Bref, se former ce n’est pas, à l’inverse de ce que pourrait le laisser croire l’appli CPF et notamment sa dernière évolution avec son système de notation des organismes de formation, suivre une série sur Netflix ou passer une nuit dans un hôtel réservé sur Booking.com. Cela nécessite des savoirs et savoir-faire pour en profiter. Or, ces savoirs et savoir-faire s’acquièrent en partie avec le niveau d’étude, d’où le risque de creusement des inégalités via le CPF, s’il se résume à un chèque cadeau sans mode d’emploi.

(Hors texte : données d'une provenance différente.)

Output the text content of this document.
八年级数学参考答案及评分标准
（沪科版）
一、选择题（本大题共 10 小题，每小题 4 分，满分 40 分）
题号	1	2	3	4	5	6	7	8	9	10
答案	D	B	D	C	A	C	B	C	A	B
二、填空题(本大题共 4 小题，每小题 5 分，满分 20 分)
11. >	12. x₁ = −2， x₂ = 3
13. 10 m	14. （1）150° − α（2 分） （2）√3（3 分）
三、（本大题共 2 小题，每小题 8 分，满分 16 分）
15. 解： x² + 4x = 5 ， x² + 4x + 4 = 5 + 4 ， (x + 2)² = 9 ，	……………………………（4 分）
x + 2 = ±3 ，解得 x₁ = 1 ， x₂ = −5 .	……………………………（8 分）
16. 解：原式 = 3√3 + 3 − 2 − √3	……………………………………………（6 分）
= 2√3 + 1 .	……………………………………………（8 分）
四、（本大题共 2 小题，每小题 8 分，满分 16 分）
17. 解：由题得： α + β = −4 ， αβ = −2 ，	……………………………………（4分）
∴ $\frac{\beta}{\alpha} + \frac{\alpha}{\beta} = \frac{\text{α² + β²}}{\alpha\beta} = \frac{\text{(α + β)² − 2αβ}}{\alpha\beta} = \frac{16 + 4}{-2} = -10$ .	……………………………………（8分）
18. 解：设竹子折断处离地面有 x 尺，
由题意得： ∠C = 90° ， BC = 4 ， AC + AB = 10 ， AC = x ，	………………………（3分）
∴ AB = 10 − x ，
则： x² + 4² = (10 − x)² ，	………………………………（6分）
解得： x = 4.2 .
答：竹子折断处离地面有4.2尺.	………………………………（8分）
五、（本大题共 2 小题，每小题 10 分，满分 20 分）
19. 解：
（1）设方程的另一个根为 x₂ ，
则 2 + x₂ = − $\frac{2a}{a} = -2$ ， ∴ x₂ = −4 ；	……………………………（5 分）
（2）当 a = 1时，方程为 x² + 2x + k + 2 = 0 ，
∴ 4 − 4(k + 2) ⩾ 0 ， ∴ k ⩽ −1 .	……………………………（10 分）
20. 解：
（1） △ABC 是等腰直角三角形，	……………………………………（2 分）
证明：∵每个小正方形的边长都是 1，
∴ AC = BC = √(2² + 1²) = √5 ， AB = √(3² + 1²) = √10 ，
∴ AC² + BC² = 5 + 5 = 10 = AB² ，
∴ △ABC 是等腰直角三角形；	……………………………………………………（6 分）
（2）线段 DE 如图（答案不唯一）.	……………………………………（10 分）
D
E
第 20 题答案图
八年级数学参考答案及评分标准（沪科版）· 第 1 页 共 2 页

Les efforts de la CDC devrait être orientés aujourd’hui sur cette question fondamentale de l’apprenance des bénéficiaires du CPF. Loin de nous, l’idée de rétablir un permis de se former pour bénéficier des crédits du CPF, comme cela existait d’une certaine façon avec l’ex-CIF. Mais compte tenu des moyens et objectifs en jeu ne pourrait-on pas imaginer quelques solutions ou garde-fous pour développer l’apprenance des personnes s’engageant dans un parcours CPF ? Cela pourrait prendre la forme a minima d’un questionnaire au moment de l’inscription pour confirmation des choix réalisés. Ce questionnaire pourrait porter sur son besoin, ses modes d’apprentissage privilégiés, sa disponibilité et ses capacités à réussir les épreuves exigées, etc.

Mais cela pourrait passer également via des mini formations gratuites pour développer des techniques de type “apprendre à apprendre”. Ou encore un système d’aide au choix sur sa formation via des chatbots.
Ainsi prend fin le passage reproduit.